Mid-sized financial services organisations in Asia Pacific and Japan (APJ) spent more than US$2.62 million on average recovering from a ransomware attack, according to The State of Ransomware in Financial Services 2021 report from Sophos.
This amount exceeds the global cross-sector average of US$1.85 million even though the results also show the financial sector is among the most resilient against ransomware.
It covered 5,400 IT decision makers, including 550 in financial services organisations, in 30 countries across Europe, the Americas, Asia-Pacific and Central Asia, the Middle East, and Africa.
Financial services is among the most highly regulated industries in the world. Organisations must adhere to myriad regulations, including SOX, GDPR, and PCI DSS, that include pricey penalties for non-compliance and data breaches.
Many of these organisations are also required to prepare business continuity and disaster recovery plans to minimise any potential damage from data breaches or operational disruptions stemming from a cyberattack.
“If you add up the price of regulatory fines, rebuilding IT systems and stabilizing brand reputation, especially if customer data is lost, you can see why the survey found that recovery costs for mid-sized financial services organisations in APJ hit by ransomware in 2020 were in excess of $2.62 million,” said John Shier, senior security advisor at Sophos.
Shier also noted that a small, but significant, 8% of financial services organisations globally experienced what are known as “extortion” attacks, where data is not encrypted, but stolen and victims are threatened with the online publication of their data unless they pay the ransom. Backups cannot protect against this risk, so financial services organisations should not rely on them as an anti-extortion defense.
Further, 11% of the financial organisations surveyed globally believe they won’t get hit because they are “not a target.”
“This is a dangerous perception because anyone can be a target. The best approach is to assume you will be a target and to build your defences accordingly,” said Shier.

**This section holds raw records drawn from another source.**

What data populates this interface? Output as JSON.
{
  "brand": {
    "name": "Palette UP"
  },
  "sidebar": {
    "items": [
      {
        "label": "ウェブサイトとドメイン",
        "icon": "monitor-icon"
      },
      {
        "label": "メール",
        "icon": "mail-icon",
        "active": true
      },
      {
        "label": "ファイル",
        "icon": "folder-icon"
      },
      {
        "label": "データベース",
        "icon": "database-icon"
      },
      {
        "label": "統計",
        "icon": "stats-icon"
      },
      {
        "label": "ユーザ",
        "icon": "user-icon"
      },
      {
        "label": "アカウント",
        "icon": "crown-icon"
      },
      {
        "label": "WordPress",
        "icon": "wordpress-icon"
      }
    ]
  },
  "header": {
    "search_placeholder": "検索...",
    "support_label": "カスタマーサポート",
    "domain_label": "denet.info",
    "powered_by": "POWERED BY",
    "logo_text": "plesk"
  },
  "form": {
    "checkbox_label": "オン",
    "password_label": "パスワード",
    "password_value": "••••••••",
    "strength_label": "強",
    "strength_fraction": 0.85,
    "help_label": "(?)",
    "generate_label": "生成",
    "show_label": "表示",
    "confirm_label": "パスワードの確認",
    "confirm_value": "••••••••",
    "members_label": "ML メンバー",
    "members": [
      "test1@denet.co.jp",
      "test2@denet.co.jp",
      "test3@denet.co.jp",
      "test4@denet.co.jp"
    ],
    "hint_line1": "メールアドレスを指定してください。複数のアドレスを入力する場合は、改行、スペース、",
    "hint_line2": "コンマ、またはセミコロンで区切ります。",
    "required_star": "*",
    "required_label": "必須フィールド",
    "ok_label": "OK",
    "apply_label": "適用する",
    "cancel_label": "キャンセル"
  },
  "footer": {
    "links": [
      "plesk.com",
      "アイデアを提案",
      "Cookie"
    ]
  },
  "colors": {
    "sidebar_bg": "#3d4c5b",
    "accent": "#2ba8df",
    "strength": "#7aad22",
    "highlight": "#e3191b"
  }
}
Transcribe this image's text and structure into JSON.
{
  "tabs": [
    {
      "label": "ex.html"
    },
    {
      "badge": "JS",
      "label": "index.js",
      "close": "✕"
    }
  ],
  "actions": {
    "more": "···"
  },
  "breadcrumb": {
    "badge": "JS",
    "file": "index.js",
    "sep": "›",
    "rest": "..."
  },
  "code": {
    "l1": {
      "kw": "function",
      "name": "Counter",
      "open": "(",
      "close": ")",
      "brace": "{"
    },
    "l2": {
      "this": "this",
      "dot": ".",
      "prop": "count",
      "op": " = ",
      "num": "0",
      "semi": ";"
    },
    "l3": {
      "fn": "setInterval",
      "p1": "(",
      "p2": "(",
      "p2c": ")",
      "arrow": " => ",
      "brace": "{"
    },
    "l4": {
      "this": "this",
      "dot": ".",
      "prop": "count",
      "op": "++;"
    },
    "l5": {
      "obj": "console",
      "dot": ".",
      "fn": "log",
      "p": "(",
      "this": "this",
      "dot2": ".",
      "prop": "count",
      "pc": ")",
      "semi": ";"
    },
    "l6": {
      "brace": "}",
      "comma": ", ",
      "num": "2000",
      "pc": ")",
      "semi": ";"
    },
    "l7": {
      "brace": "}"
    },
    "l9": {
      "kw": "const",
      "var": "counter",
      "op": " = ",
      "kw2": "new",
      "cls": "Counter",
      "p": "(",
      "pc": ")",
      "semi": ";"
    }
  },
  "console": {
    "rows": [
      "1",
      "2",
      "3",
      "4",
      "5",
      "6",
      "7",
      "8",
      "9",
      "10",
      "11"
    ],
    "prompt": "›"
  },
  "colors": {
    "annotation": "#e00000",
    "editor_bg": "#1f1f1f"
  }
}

Of the APJ financial services organisations that believe they’ll be hit by ransomware in the future, 54% said this is because attacks are now so sophisticated they have become harder to stop.
Also, 35% feel they’ll become a target because other organisations in their industry have already been targeted with ransomware while 51% believe that since ransomware is so prevalent that it is inevitable they’ll get hit by the cybercrime.
“While they [financial services organisations] should continue to invest in backups and their disaster recovery efforts to minimize the impact of an attack, they should also look to extend their anti-ransomware defences by combining technology with human-led threat hunting to neutralise today’s advanced human-led cyberattacks ” said Shier.